Ajudar é muito nobre e um gesto de amor, ao qual mãe nenhuma se furta. Mas, se não ficar claro que a mãe o está ajudando, o filho pode entender que é responsabilidade dela carregar sua mochila. Assim se perpetua que quem vai à escola é ele, mas quem deve carregar a mochila é a mãe.
Para que carregar sua mochila se, até então, isso é obrigação da mãe? Essa é uma das melhores maneiras de um filho não adquirir responsabilidade pela própria vida. Mas o pior é quando o filho acredita que é obrigação dos pais carregar as "mochilas da vida" e que a ele só cabe viver o prazer. O filho se deforma transformando-se em "folgado", enquanto os pais se "sufocam".
Assim vai se organizando uma falta de ética em que o respeito a quem o ajuda passa a não existir e a responsabilidade pelos próprios compromissos a se diluir. Quem não respeita a própria mãe não tem por que respeitar outras pessoas: pai, professores, autoridades sociais ou qualquer ser vivente, seja mendigo, seja índio... Quem não se responsabiliza pelos próprios atos não tem por que se preocupar com o que faz ou deixa de fazer... Tudo isso pode ocorrer se carregar a mochila do filho for extensão social do que a mãe faz dentro de casa, isto é, se ela carrega também a casa toda...

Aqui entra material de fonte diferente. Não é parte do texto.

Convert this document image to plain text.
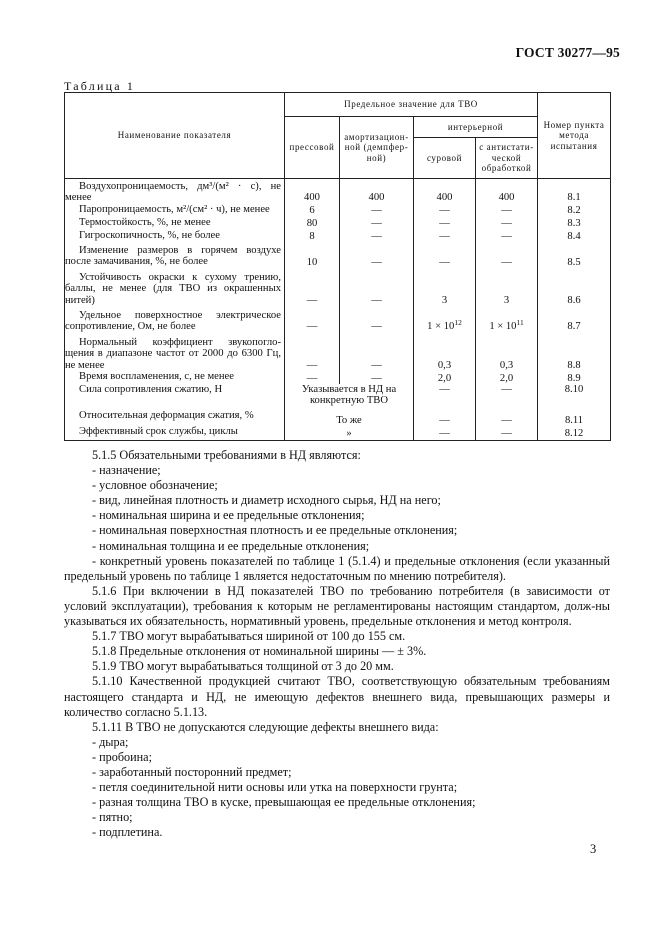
ГОСТ 30277—95
Таблица 1
Наименование показателя	Предельное значение для ТВО				Номер пункта метода испытания
	прессовой	амортизацион-ной (демпфер-ной)	интерьерной		
			суровой	с антистати-ческой обработкой	
Воздухопроницаемость, дм³/(м² · с), не менее	400	400	400	400	8.1
Паропроницаемость, м²/(см² · ч), не менее	6	—	—	—	8.2
Термостойкость, %, не менее	80	—	—	—	8.3
Гигроскопичность, %, не более	8	—	—	—	8.4
Изменение размеров в горячем воздухе после замачивания, %, не более	10	—	—	—	8.5
Устойчивость окраски к сухому трению, баллы, не менее (для ТВО из окрашенных нитей)	—	—	3	3	8.6
Удельное поверхностное электрическое сопротивление, Ом, не более	—	—	$1 \times 10^{12}$	$1 \times 10^{11}$	8.7
Нормальный коэффициент звукопогло-щения в диапазоне частот от 2000 до 6300 Гц, не менее	—	—	0,3	0,3	8.8
Время воспламенения, с, не менее	—	—	2,0	2,0	8.9
Сила сопротивления сжатию, Н	Указывается в НД на конкретную ТВО		—	—	8.10
Относительная деформация сжатия, %	То же		—	—	8.11
Эффективный срок службы, циклы	»		—	—	8.12

5.1.5 Обязательными требованиями в НД являются:

- назначение;

- условное обозначение;

- вид, линейная плотность и диаметр исходного сырья, НД на него;

- номинальная ширина и ее предельные отклонения;

- номинальная поверхностная плотность и ее предельные отклонения;

- номинальная толщина и ее предельные отклонения;

- конкретный уровень показателей по таблице 1 (5.1.4) и предельные отклонения (если указанный предельный уровень по таблице 1 является недостаточным по мнению потребителя).

5.1.6 При включении в НД показателей ТВО по требованию потребителя (в зависимости от условий эксплуатации), требования к которым не регламентированы настоящим стандартом, долж-ны указываться их обязательность, нормативный уровень, предельные отклонения и метод контроля.

5.1.7 ТВО могут вырабатываться шириной от 100 до 155 см.

5.1.8 Предельные отклонения от номинальной ширины — ± 3%.

5.1.9 ТВО могут вырабатываться толщиной от 3 до 20 мм.

5.1.10 Качественной продукцией считают ТВО, соответствующую обязательным требованиям настоящего стандарта и НД, не имеющую дефектов внешнего вида, превышающих размеры и количество согласно 5.1.13.

5.1.11 В ТВО не допускаются следующие дефекты внешнего вида:

- дыра;

- пробоина;

- заработанный посторонний предмет;

- петля соединительной нити основы или утка на поверхности грунта;

- разная толщина ТВО в куске, превышающая ее предельные отклонения;

- пятно;

- подплетина.

3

Carregar a mochila do filho é um erro de amor. Cometido por amor, pode ser até aceitável, mas não se justifica. O maior amor é criá-lo e educá-lo para a vida. E a vida exige qualidade, ética, liberdade e responsabilidade. Ainda bem que nossa psique é plástica e os comportamentos podem ser mudados a qualquer momento, desde que estejamos realmente mobilizados para isso.
Na primeira oportunidade esta mãe deveria fazer o esforço sobrematerno, que é maior que o sobre-humano, para não carregar a mochila do filho. Vai ser uma briga interna muito grande contra a sensação de estar sendo má, incompetente e omissa... Mas a mãe tem de saber que o que sempre fez, pensando estar ajudando, na realidade prejudicou o filho e acreditar que pode mudar. Portanto, essa mudança de atitude tem a finalidade de educar saudavelmente o filho, porque só o amor não é suficiente para uma boa educação.
O filho tem de sentir todo o peso de sua mochila. Cabe à mãe oferecer ajuda. Se ele, por birra, já que nunca carregou peso algum, recusar a ajuda, ótimo! A mãe não deve sentir-se inútil. Pelo contrário, deve usufruir o filho, que está começando a assumir a própria responsabilidade, e curtir essa felicidade. A mãe não deve incomodar-se com os olhares indignados de outras mães, querendo dizer: "Que mãe desnaturada, que deixa o filho soterrado sob a mochila". A mãe precisa devolver os olhares dizendo "quão cegas e submissas elas estão sendo aos próprios filhos, que logo irão chamá-las de "escravas", e perceber nelas já uma pontinha de inveja por alguém estar conseguindo o que elas sempre desejaram... É bem provável que já no dia seguinte essa mãe encontre algumas parceiras para sua felicidade.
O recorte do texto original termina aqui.